Selin: Neden bahsettik?
Ali: Şey...
Selin: Ney? Bak dinlememişsin işte, birde dinledim diyorsun. Napıyosun telefonla?
Ali: Babamla konuşuyorum.
Selin: Yalan söyleme bana
Ali: Yalan değil!
Selin: Gözlerini niye kaçırdın?
Ali: ...
Selin: Hadi kalkalım. Evde konuşalım.
Ali: Tamam.
Tuğçe: Ali kiminle konuşuyordun?
Diye fısıldar Tuğçe, Ali'nin kulağına
Ali: Offf Tuğçe birde sen başlama.
Selin arabanın olduğu yerde ayağını ritim tutmuş şekilde yere vuruyor. Aynı zamanda tırnaklarını da kemiriyordur. Ali arabanın kapısını açıp arabaya biner. Selin de aynı şekilde. Emre ile Tuğçe ise
Tuğçe: Ali'nin helvasını kavurmaya başlayalım
Emre: Ali yolu uzatıyor, diğer yoldan gitti.
Tuğçe: Kaçışı yok.
Emre: Bizim önden gitmemiz iyi olur. Ama bu sefer yandı.

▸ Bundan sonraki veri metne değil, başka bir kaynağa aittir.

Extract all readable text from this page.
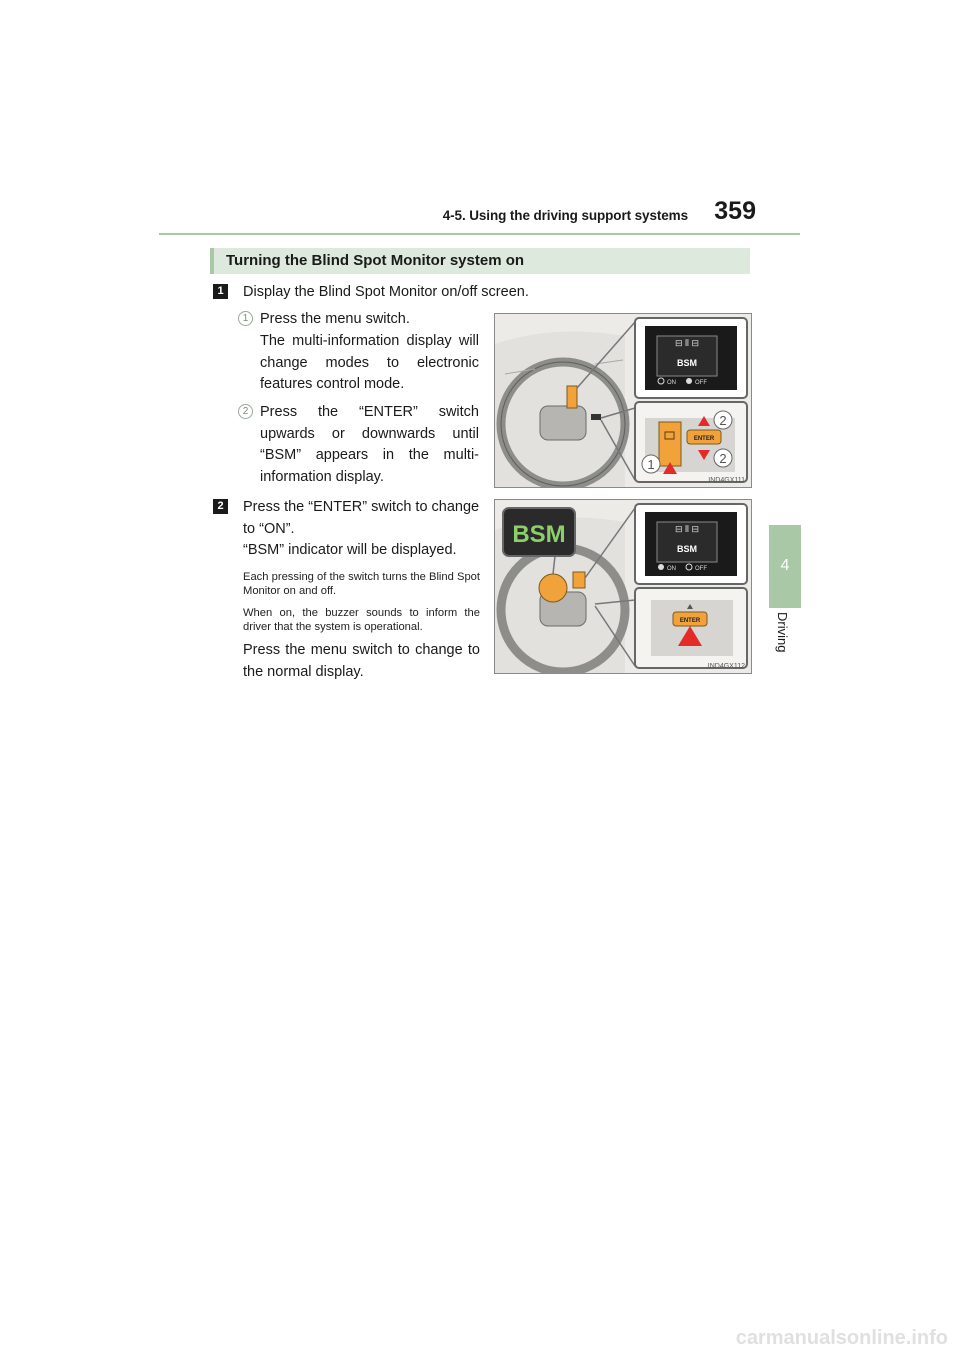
4-5. Using the driving support systems	359
4
Driving
Turning the Blind Spot Monitor system on
1	Display the Blind Spot Monitor on/off screen.
1 Press the menu switch.
The multi-information display will change modes to electronic features control mode.
2 Press the “ENTER” switch upwards or downwards until “BSM” appears in the multi-information display.
2	Press the “ENTER” switch to change to “ON”.
“BSM” indicator will be displayed.
Each pressing of the switch turns the Blind Spot Monitor on and off.
When on, the buzzer sounds to inform the driver that the system is operational.
Press the menu switch to change to the normal display.
⊟ ⦀ ⊟
BSM
ON	OFF
ENTER
1
2
2
IND4GX111
BSM	⊟ ⦀ ⊟
BSM
ON	OFF
ENTER
IND4GX112
carmanualsonline.info
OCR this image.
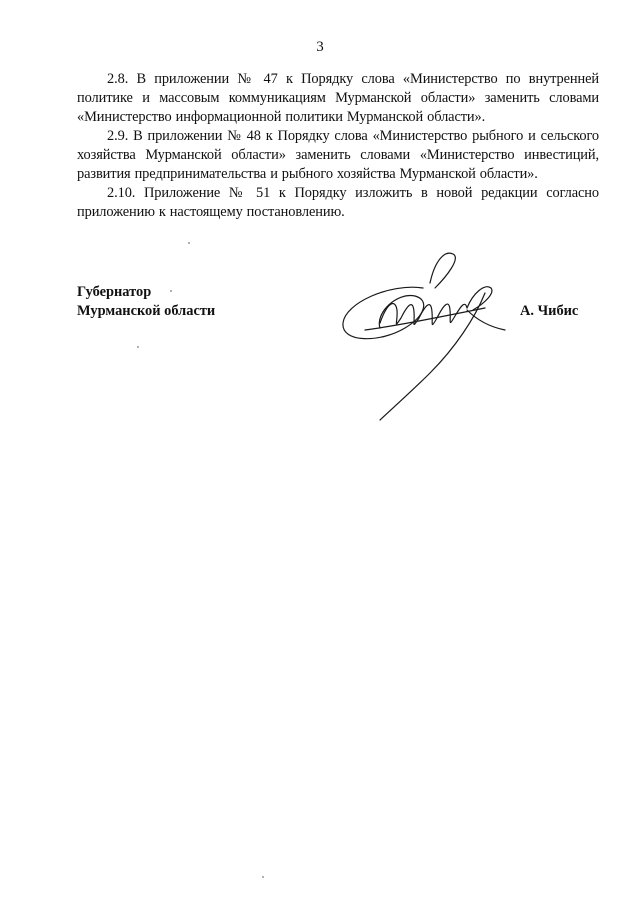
3

2.8. В приложении № 47 к Порядку слова «Министерство по внутренней политике и массовым коммуникациям Мурманской области» заменить словами «Министерство информационной политики Мурманской области».

2.9. В приложении № 48 к Порядку слова «Министерство рыбного и сельского хозяйства Мурманской области» заменить словами «Министерство инвестиций, развития предпринимательства и рыбного хозяйства Мурманской области».

2.10. Приложение № 51 к Порядку изложить в новой редакции согласно приложению к настоящему постановлению.

Губернатор
Мурманской области	А. Чибис
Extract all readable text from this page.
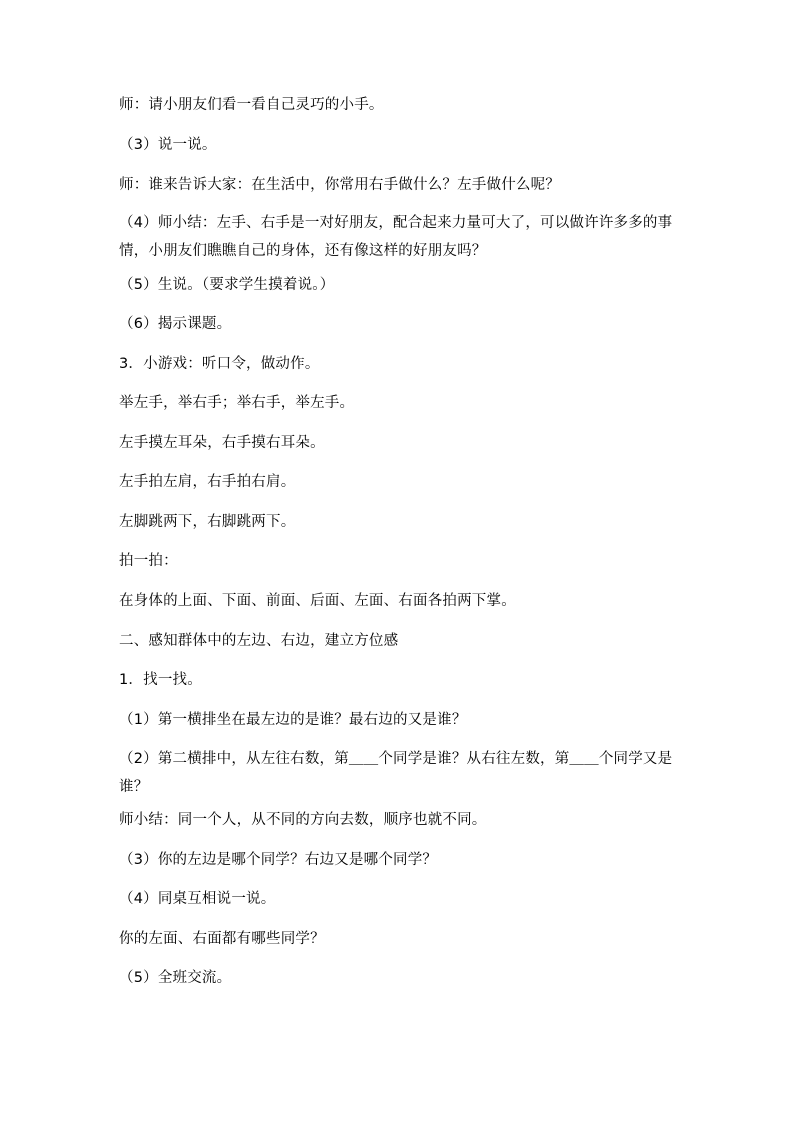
师：请小朋友们看一看自己灵巧的小手。

（3）说一说。

师：谁来告诉大家：在生活中，你常用右手做什么？左手做什么呢？

（4）师小结：左手、右手是一对好朋友，配合起来力量可大了，可以做许许多多的事情，小朋友们瞧瞧自己的身体，还有像这样的好朋友吗？

（5）生说。（要求学生摸着说。）

（6）揭示课题。

3．小游戏：听口令，做动作。

举左手，举右手；举右手，举左手。

左手摸左耳朵，右手摸右耳朵。

左手拍左肩，右手拍右肩。

左脚跳两下，右脚跳两下。

拍一拍：

在身体的上面、下面、前面、后面、左面、右面各拍两下掌。

二、感知群体中的左边、右边，建立方位感

1．找一找。

（1）第一横排坐在最左边的是谁？最右边的又是谁？

（2）第二横排中，从左往右数，第＿＿个同学是谁？从右往左数，第＿＿个同学又是谁？

师小结：同一个人，从不同的方向去数，顺序也就不同。

（3）你的左边是哪个同学？右边又是哪个同学？

（4）同桌互相说一说。

你的左面、右面都有哪些同学？

（5）全班交流。
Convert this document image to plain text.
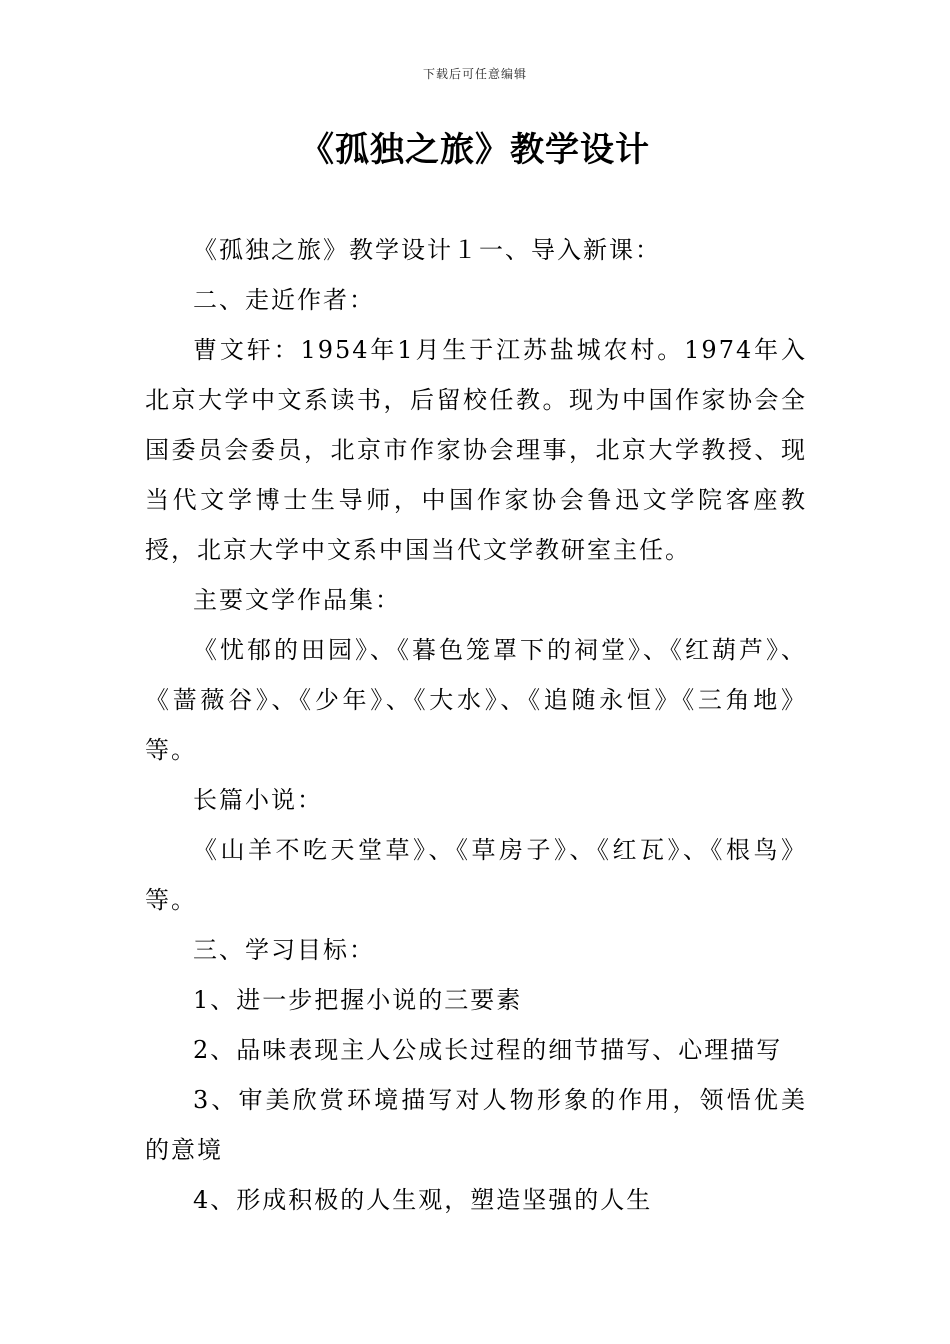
下载后可任意编辑
《孤独之旅》教学设计

《孤独之旅》教学设计１一、导入新课：

二、走近作者：

曹文轩：1954年1月生于江苏盐城农村。1974年入北京大学中文系读书，后留校任教。现为中国作家协会全国委员会委员，北京市作家协会理事，北京大学教授、现当代文学博士生导师，中国作家协会鲁迅文学院客座教授，北京大学中文系中国当代文学教研室主任。

主要文学作品集：

《忧郁的田园》、《暮色笼罩下的祠堂》、《红葫芦》、《蔷薇谷》、《少年》、《大水》、《追随永恒》《三角地》等。

长篇小说：

《山羊不吃天堂草》、《草房子》、《红瓦》、《根鸟》等。

三、学习目标：

1、进一步把握小说的三要素

2、品味表现主人公成长过程的细节描写、心理描写

3、审美欣赏环境描写对人物形象的作用，领悟优美的意境

4、形成积极的人生观，塑造坚强的人生
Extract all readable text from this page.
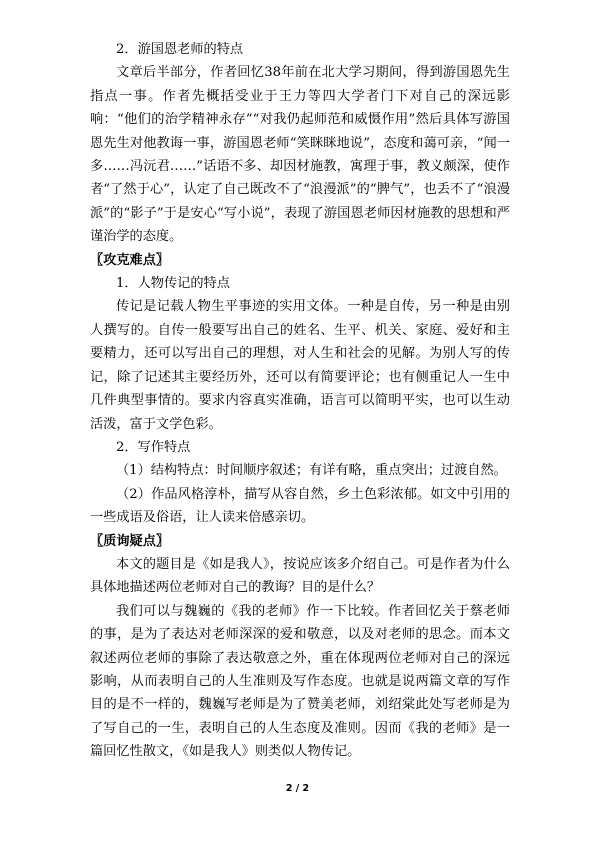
2．游国恩老师的特点

文章后半部分，作者回忆38年前在北大学习期间，得到游国恩先生指点一事。作者先概括受业于王力等四大学者门下对自己的深远影响：“他们的治学精神永存”“对我仍起师范和威慑作用”然后具体写游国恩先生对他教诲一事，游国恩老师“笑眯眯地说”，态度和蔼可亲，“闻一多……冯沅君……”话语不多、却因材施教，寓理于事，教义颇深，使作者“了然于心”，认定了自己既改不了“浪漫派”的“脾气”，也丢不了“浪漫派”的“影子”于是安心“写小说”，表现了游国恩老师因材施教的思想和严谨治学的态度。

〖攻克难点〗

1．人物传记的特点

传记是记载人物生平事迹的实用文体。一种是自传，另一种是由别人撰写的。自传一般要写出自己的姓名、生平、机关、家庭、爱好和主要精力，还可以写出自己的理想，对人生和社会的见解。为别人写的传记，除了记述其主要经历外，还可以有简要评论；也有侧重记人一生中几件典型事情的。要求内容真实准确，语言可以简明平实，也可以生动活泼，富于文学色彩。

2．写作特点

（1）结构特点：时间顺序叙述；有详有略，重点突出；过渡自然。

（2）作品风格淳朴，描写从容自然，乡土色彩浓郁。如文中引用的一些成语及俗语，让人读来倍感亲切。

〖质询疑点〗

本文的题目是《如是我人》，按说应该多介绍自己。可是作者为什么具体地描述两位老师对自己的教诲？目的是什么？

我们可以与魏巍的《我的老师》作一下比较。作者回忆关于蔡老师的事，是为了表达对老师深深的爱和敬意，以及对老师的思念。而本文叙述两位老师的事除了表达敬意之外，重在体现两位老师对自己的深远影响，从而表明自己的人生准则及写作态度。也就是说两篇文章的写作目的是不一样的，魏巍写老师是为了赞美老师，刘绍棠此处写老师是为了写自己的一生，表明自己的人生态度及准则。因而《我的老师》是一篇回忆性散文，《如是我人》则类似人物传记。

2 / 2
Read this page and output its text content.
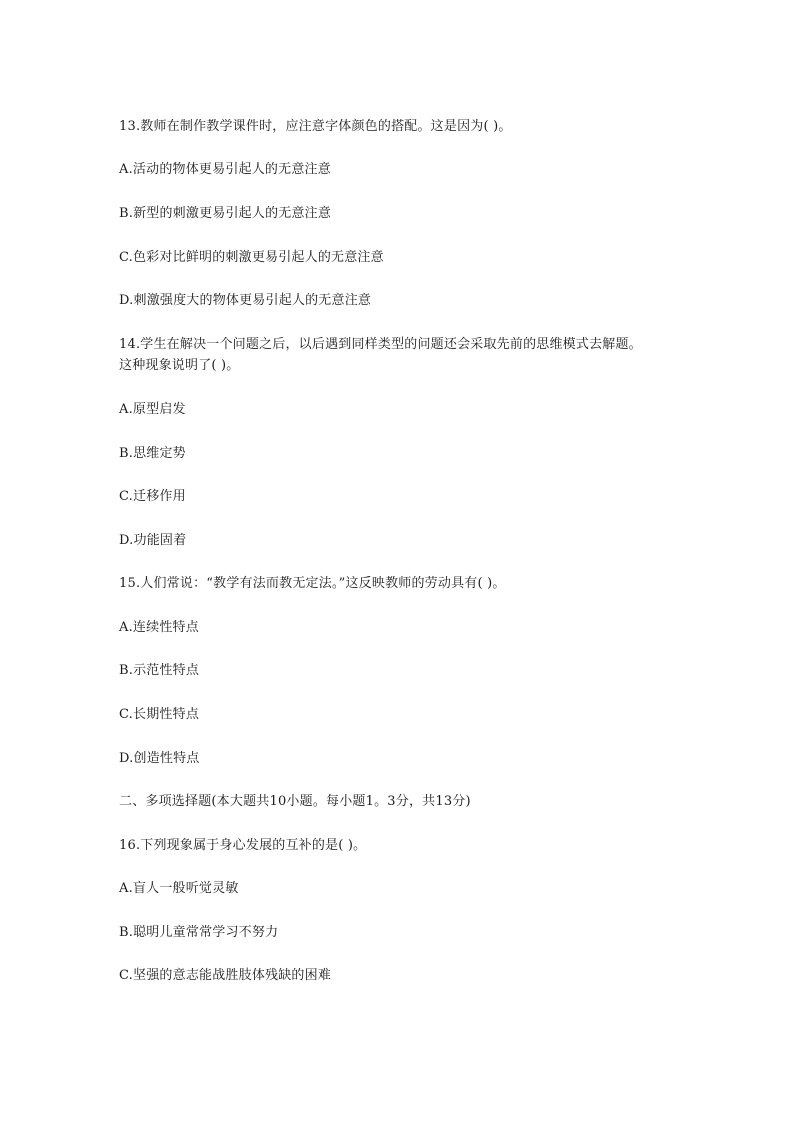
13.教师在制作教学课件时，应注意字体颜色的搭配。这是因为( )。
A.活动的物体更易引起人的无意注意
B.新型的刺激更易引起人的无意注意
C.色彩对比鲜明的刺激更易引起人的无意注意
D.刺激强度大的物体更易引起人的无意注意
14.学生在解决一个问题之后，以后遇到同样类型的问题还会采取先前的思维模式去解题。
这种现象说明了( )。
A.原型启发
B.思维定势
C.迁移作用
D.功能固着
15.人们常说：“教学有法而教无定法。”这反映教师的劳动具有( )。
A.连续性特点
B.示范性特点
C.长期性特点
D.创造性特点
二、多项选择题(本大题共10小题。每小题1。3分，共13分)
16.下列现象属于身心发展的互补的是( )。
A.盲人一般听觉灵敏
B.聪明儿童常常学习不努力
C.坚强的意志能战胜肢体残缺的困难
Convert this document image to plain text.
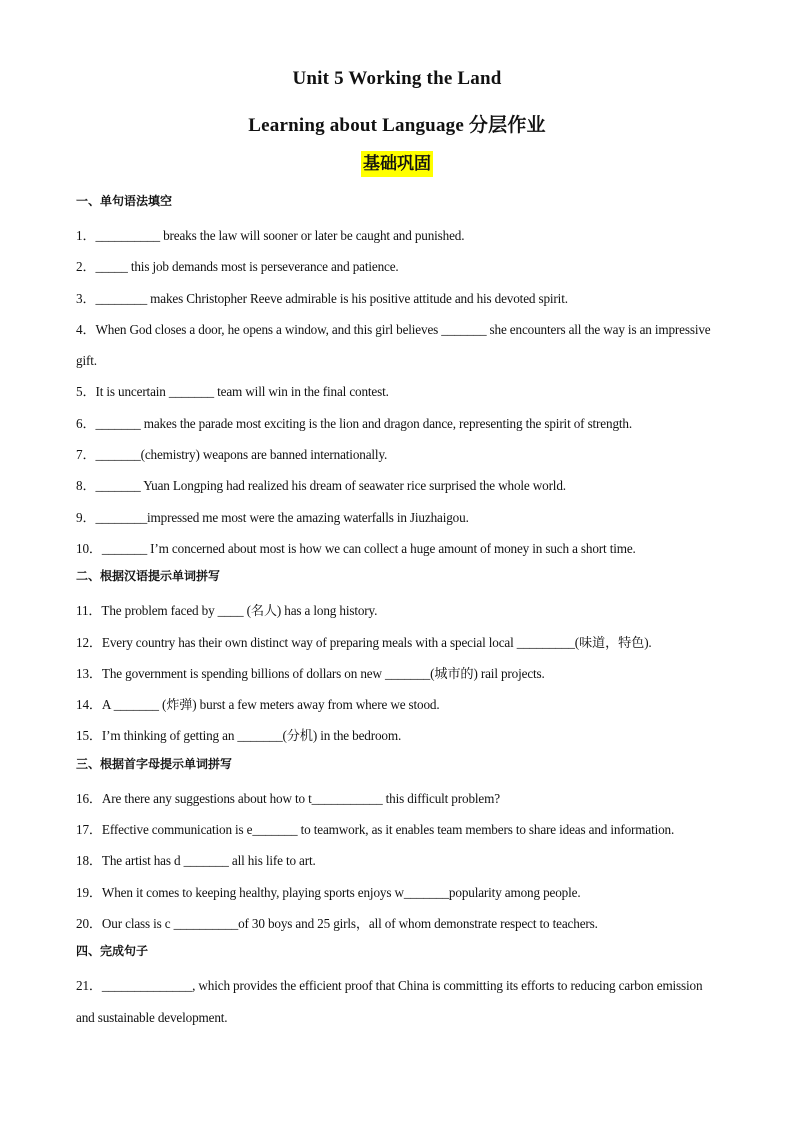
Unit 5 Working the Land
Learning about Language 分层作业
基础巩固
一、单句语法填空
1．__________ breaks the law will sooner or later be caught and punished.
2．_____ this job demands most is perseverance and patience.
3．________ makes Christopher Reeve admirable is his positive attitude and his devoted spirit.
4．When God closes a door, he opens a window, and this girl believes _______ she encounters all the way is an impressive gift.
5．It is uncertain _______ team will win in the final contest.
6．_______ makes the parade most exciting is the lion and dragon dance, representing the spirit of strength.
7．_______(chemistry) weapons are banned internationally.
8．_______ Yuan Longping had realized his dream of seawater rice surprised the whole world.
9．________impressed me most were the amazing waterfalls in Jiuzhaigou.
10．_______ I’m concerned about most is how we can collect a huge amount of money in such a short time.
二、根据汉语提示单词拼写
11．The problem faced by ____ (名人) has a long history.
12．Every country has their own distinct way of preparing meals with a special local _________(味道，特色).
13．The government is spending billions of dollars on new _______(城市的) rail projects.
14．A _______ (炸弹) burst a few meters away from where we stood.
15．I’m thinking of getting an _______(分机) in the bedroom.
三、根据首字母提示单词拼写
16．Are there any suggestions about how to t___________ this difficult problem?
17．Effective communication is e_______ to teamwork, as it enables team members to share ideas and information.
18．The artist has d _______ all his life to art.
19．When it comes to keeping healthy, playing sports enjoys w_______popularity among people.
20．Our class is c __________of 30 boys and 25 girls，all of whom demonstrate respect to teachers.
四、完成句子
21．______________, which provides the efficient proof that China is committing its efforts to reducing carbon emission and sustainable development.
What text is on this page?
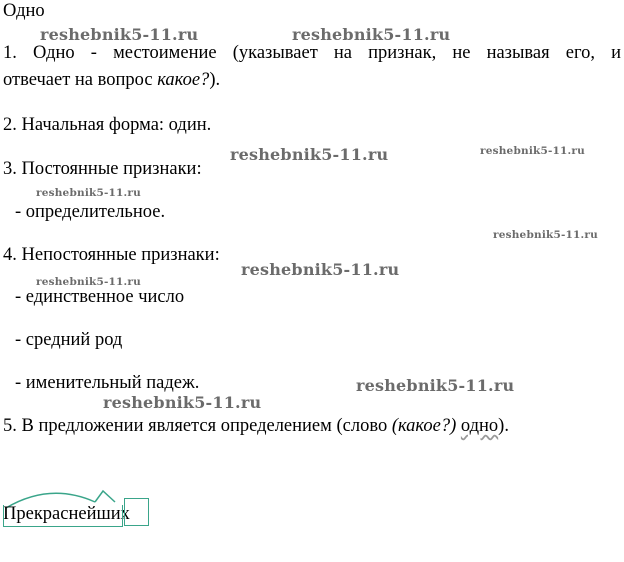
Одно
1. Одно - местоимение (указывает на признак, не называя его, и
отвечает на вопрос какое?).
2. Начальная форма: один.
3. Постоянные признаки:
- определительное.
4. Непостоянные признаки:
- единственное число
- средний род
- именительный падеж.
5. В предложении является определением (слово (какое?) одно).
Прекраснейших
reshebnik5-11.ru	reshebnik5-11.ru
reshebnik5-11.ru	reshebnik5-11.ru
reshebnik5-11.ru
reshebnik5-11.ru
reshebnik5-11.ru
reshebnik5-11.ru
reshebnik5-11.ru
reshebnik5-11.ru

Evdekinler ise filmi izleyip, bitirmişler. Birbirleriyle konuşuyorlardı. Kapı çalmaya başladığında
Nazlı: Kim ki?
İpek: Bizimkiler bu saatte gelmez!
Aslı: Aynen kim acaba?
Savaş: Bunu öğrenmemiz için kapıyı açmamız lazım.
Diyip kapıyı açar.
Tuğçe: Siz bara gitmiycekmiydiniz?
Savaş: Vazgeçtikte sizin ne işiniz var?
Tuğçe: Offf içeri geçiyim anlatırım.
Tuğçe içeri geçtikten sonra herşeyi anlatır. O sırada Emre gelir.
Nazlı: Selin böyle şeyleri hiç sevmez.
Tuğçe: Gelirler şimdi susun!
O sırada içeri Ali ve Selin girer.
Selin: Hadi anlatın Ali bey!
Ali: Selin, Zeynep'le konuşuyordum abartma!!!
Selin: Ali hatırlıyormusun?
Ali: Neyi?
Selin: Çıkmaya başladığımızın ilk ayında yemeğe çıkmıştık. Ben yemekte telefonla uğraşıyordum. Bana bu yüzden bağırmıştın. Hatırladın mı?
Ali: Evet!
Selin: O zaman bende Nazlı ile konuşuyordum. Bana Nazlı benden önemli demiştin ya şimdi de ben soruyorum, Zeynep benden değerli mi?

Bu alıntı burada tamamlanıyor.